The brothers allegedly recruited "shoppers" to buy goods at Apple retail stores in Manhattan and around the country using the phony cards, in order to sell them for profit on the black market, Vance said.
"This was in essence a family affair," Vance said of the first conspiracy, which grew to include 17 members, all of whom have been charged.
The scheme was allegedly so successful, it spawned a copycat plot created by one of Bilal's crew's former cronies, who allegedly initiated his own crime ring. Anthony Harper allegedly got his start as a "shopper" in Bilal's crew, prosecutors said.
Many of the shoppers and other associates known as "fences," or black market buyers, were charged.

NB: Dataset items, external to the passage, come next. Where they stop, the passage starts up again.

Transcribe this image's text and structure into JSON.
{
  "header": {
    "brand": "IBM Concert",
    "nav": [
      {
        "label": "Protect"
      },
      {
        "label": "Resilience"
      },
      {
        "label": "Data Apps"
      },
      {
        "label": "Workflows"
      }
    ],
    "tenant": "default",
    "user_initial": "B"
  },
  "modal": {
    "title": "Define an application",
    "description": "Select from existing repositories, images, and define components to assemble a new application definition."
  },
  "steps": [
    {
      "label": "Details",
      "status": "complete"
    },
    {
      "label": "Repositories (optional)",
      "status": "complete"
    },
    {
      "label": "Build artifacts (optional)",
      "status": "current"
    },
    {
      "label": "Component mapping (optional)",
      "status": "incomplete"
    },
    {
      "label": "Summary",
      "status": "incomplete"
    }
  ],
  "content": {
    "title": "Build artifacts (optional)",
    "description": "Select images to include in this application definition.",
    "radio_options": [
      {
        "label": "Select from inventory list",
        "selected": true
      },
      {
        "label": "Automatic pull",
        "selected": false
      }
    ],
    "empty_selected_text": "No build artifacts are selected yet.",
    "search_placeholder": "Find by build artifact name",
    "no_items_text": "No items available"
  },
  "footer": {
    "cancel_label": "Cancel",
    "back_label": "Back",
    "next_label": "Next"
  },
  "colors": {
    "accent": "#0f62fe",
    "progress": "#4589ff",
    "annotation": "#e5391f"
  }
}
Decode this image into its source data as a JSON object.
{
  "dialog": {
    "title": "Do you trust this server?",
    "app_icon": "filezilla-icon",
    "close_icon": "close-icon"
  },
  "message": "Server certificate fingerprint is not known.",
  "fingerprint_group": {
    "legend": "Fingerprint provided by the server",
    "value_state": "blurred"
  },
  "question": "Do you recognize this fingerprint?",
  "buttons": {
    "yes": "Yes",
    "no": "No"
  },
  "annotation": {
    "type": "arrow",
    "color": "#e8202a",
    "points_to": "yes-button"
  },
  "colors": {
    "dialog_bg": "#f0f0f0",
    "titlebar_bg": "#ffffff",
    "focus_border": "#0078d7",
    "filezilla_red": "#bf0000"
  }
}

Police arrested 27 defendants yesterday, nine of whom were arraigned on a host of charges including grand larceny, conspiracy and possession of forged instruments. It was unclear if any additional individuals will be charged.
Authorities say the case shows how identity theft has evolved from "dumpster digging," in which thieves steal credit card numbers from thrown-away receipts or credit card statements, to current-day identity theft, in which thieves can hack into online accounts through transactions.
"Today this is all done quietly, secretly, anonymously," said Brian Parr, Special Agent in Charge of the New York Field Office of the U.S. Secret Service, which partnered with with the Manhattan District Attorney's on the investigation.